I am sorry you are missing your kids so much (((hugs)))

CoeyG
by on Aug. 17, 2012 at 5:28 PM

So find something else to keep you occupied.  Check your local colleges and take a class or two in something that interests you.  It doesn't have to be for a degree, but for your own personal enrichment.  Learn a new hobby or sport, join a bowling league, a book club.  If you belong to a church or other religious organization join their women's groups, voluneer in soup kitchens or food banks.  Check your local Salvation army or Hospice Thrift stores see if they need help for a couple hours a day.  If you enjoy animals volunteer at an animal shelter, if you enjoy small children volunteer at your local library to be a "story lady" or just to help out.  

Marinefranksmom
by Bronze Member on Aug. 17, 2012 at 9:02 PM

I can so totally relate to this.  My son is my only child & we've always been a close family.  When he was 20 he enlisted in the Marines.  I remember the day he left for boot camp; I cried for 2 weeks!  Not a day goes by since that I haven't missed him or worried about him, never mind that he graduated with honors from boot camp, served with distinction in both Iraq & Afghanistan and is now married, 26,  & the father of a 17 month old adorable little boy, and is a police officer. But he lives 600 miles away & though he calls regularly & we've been able to visit back & forth a couple of times a year, I still miss him terribly & now I miss my grandson & my lovely DIL who we are still getting to know.   How I deal with the distance is to keep myself very busy which I've been doing since he left.  Also, I recognize that they are doing well where they are.  My DIL has friends & family nearby, they are very nice, & my son has many of his Marine buddies & their families nearby.

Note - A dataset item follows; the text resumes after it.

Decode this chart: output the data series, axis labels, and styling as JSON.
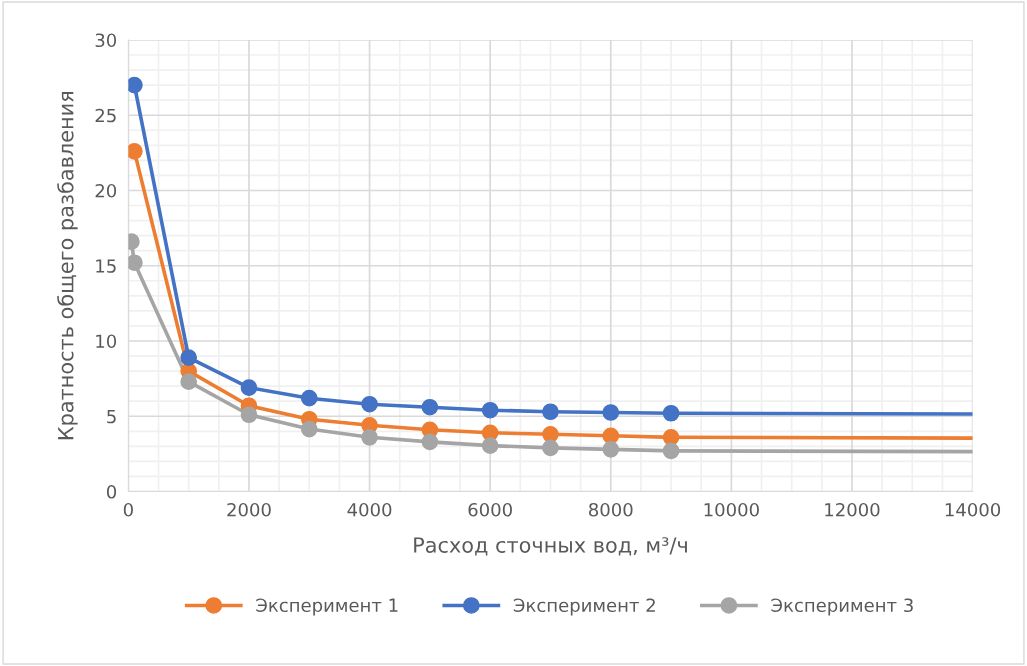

It's also much cheaper for them to live where they are. There are many opportunities for advancing his career in the area & good schools in their town.  They can also go to the beach all year round & if we don't decide to retire there, it's a great place to take a time share for a few weeks.  They are also 4 hrs from Walt Disney World.  So try to look on the bright side, stay occupied, & stay in touch with your son & his girlfriend & try to see them whenever you can.  Having Skype or Facetime & Facebook helps too. Good luck!

LoriDeen
by on Aug. 17, 2012 at 10:11 PM
1 mom liked this

Thank you, everyone for being so supportive and kind!  I'm keeping busy with my job and am going to join some new activities this fall to keep me occupied. I think I"m going to start writing letters to my son, too. The old-fashioned kind, because he once said he always looked forward to getting mail that wasn't bills!

moving
by on Aug. 19, 2012 at 8:22 AM

 

Aww - sounds really hard for you!  I can't imagine though how excited you will get to see them again when the time comes...'Grown Man' at 24 - from my perspective he is just still a baby boo frankly!  So you go ahead and feel exactly how you feel sounds so normal and so sad to me!